Proposal from Confederation Paysanne and ECVC:

Conféderation Paysanne and ECVC have set a European programme of Dynamic and Solidarity  Management of Production (DSMP).

 A minimun price paid to the producer, variable because it’s based on the cost of production.

This is equivalent to a guarantee of minimal margin to the breeder.

  • A guarantee of price/margin until an amount given according to the asset, and on European scale until an amount destined to the inner consimption (90% of the production).
  • A maximum price determined, justifying the system to consumers and taxpayers. Given that the prices get combined from he high of the tunnel, this indicates that the world market is growing : those who wish can increase their own production.
  • A withdrawal threshold, when the world prices are high, would permit to finance the prevention of crisis, when the price approaches the lower limit of the tunnel. That would constitute a countercyclical fund of supply. The withdrawals would be growing along the volume of production.
  • When the crises prevention indicators let the alert system of the Obsrevatory spring into action, a mandatory mechanism of reduction of the volumes is taken in place. This commitment will be implemented in different way in terms of the amounts produced by the company.
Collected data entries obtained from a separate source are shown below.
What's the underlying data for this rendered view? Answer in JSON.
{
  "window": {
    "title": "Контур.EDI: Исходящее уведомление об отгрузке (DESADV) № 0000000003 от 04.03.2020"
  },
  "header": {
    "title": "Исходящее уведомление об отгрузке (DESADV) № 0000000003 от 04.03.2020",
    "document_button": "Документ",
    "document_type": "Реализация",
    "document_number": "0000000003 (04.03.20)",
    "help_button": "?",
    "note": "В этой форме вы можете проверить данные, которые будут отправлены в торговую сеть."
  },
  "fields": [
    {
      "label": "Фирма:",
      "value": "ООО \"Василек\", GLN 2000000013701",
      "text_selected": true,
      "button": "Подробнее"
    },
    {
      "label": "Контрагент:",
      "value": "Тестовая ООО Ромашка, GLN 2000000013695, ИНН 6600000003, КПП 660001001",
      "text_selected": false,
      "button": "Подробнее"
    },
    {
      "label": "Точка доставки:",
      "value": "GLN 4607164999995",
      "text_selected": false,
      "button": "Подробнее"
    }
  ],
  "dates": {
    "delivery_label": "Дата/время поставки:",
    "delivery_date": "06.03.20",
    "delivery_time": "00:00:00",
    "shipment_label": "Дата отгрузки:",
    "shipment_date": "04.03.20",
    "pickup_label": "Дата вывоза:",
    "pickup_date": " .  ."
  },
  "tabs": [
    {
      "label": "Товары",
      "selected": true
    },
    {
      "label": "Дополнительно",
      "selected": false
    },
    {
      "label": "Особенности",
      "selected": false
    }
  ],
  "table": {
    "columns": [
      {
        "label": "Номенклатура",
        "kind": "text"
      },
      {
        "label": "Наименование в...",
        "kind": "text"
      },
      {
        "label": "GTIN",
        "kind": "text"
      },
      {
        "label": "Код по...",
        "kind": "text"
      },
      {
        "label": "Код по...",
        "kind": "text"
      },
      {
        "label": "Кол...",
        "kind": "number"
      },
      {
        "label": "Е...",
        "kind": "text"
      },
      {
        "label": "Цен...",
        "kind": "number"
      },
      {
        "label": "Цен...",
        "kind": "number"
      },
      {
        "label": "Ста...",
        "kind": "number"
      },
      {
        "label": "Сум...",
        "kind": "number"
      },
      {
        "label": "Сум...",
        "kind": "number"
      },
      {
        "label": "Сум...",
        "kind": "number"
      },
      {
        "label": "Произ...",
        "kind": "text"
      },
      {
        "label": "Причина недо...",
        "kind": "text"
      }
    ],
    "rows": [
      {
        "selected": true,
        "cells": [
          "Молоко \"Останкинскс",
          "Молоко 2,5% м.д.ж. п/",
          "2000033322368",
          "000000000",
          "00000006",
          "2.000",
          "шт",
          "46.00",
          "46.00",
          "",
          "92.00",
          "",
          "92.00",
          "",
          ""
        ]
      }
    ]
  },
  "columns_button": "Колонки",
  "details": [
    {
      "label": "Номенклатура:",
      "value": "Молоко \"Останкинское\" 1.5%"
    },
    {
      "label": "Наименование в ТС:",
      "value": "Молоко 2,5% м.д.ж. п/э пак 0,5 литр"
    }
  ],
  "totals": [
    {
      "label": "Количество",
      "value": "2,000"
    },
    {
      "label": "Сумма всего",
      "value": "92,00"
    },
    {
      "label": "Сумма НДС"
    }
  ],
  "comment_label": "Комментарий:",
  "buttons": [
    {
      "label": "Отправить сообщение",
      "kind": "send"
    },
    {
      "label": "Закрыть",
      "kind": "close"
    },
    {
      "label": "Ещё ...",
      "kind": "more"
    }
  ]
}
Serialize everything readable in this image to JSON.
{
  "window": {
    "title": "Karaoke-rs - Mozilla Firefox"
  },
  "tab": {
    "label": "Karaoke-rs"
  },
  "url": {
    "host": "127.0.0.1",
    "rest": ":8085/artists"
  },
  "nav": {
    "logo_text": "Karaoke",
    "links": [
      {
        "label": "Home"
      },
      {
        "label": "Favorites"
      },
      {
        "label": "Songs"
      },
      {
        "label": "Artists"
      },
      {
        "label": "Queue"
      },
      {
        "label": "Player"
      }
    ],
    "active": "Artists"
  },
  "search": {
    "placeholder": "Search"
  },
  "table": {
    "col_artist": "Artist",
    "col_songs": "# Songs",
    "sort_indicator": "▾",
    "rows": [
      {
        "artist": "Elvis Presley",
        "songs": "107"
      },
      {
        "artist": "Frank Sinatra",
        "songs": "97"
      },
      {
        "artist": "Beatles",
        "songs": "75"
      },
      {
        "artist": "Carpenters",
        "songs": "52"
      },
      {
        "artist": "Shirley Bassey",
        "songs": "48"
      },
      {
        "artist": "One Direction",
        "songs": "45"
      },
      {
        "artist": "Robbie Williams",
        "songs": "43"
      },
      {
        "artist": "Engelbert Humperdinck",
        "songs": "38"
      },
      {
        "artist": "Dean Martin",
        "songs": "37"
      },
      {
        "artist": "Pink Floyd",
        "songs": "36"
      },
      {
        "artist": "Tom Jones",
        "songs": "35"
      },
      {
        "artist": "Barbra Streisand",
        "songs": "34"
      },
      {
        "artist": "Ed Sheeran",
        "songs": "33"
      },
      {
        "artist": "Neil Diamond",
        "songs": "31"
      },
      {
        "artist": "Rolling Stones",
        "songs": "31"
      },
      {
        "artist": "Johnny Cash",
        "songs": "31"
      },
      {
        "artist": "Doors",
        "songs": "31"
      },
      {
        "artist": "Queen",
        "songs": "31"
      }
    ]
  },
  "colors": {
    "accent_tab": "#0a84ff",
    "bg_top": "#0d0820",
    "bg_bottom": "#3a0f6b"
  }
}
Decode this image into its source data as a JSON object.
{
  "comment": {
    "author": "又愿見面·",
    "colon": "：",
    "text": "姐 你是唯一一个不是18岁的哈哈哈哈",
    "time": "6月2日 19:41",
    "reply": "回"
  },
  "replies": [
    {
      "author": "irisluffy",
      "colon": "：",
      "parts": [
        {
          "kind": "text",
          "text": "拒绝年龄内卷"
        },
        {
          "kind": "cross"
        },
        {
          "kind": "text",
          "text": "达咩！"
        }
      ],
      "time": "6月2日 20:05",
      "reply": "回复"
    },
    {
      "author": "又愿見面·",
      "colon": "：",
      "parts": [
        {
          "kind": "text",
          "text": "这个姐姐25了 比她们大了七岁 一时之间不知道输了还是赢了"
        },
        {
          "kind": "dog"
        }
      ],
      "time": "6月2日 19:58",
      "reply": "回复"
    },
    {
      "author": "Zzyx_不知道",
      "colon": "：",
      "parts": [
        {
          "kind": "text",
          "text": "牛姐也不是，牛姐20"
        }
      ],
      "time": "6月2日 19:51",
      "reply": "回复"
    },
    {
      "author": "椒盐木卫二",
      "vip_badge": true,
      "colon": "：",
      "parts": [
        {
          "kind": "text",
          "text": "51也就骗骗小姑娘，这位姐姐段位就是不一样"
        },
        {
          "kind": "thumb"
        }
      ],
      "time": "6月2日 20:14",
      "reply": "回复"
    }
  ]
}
The farms with major volumes and those with the greatest increase during a reference period will have to contribute farther to the reduction in accordance with the small farms.
  • The financial contribution of the mechanism will be ensured mailny by the major exporting coutries. The Member States in deficit (inner production < consumption) will contribute less to the dynamic and jointly management system of the European production.
  • Waiting the effects of the reduction of the amounts, measures of market release can be opened : limitate intervention on the volume set at a level that is close to the minimum prices, support to the utilisation of milk powder for the feeding of calves.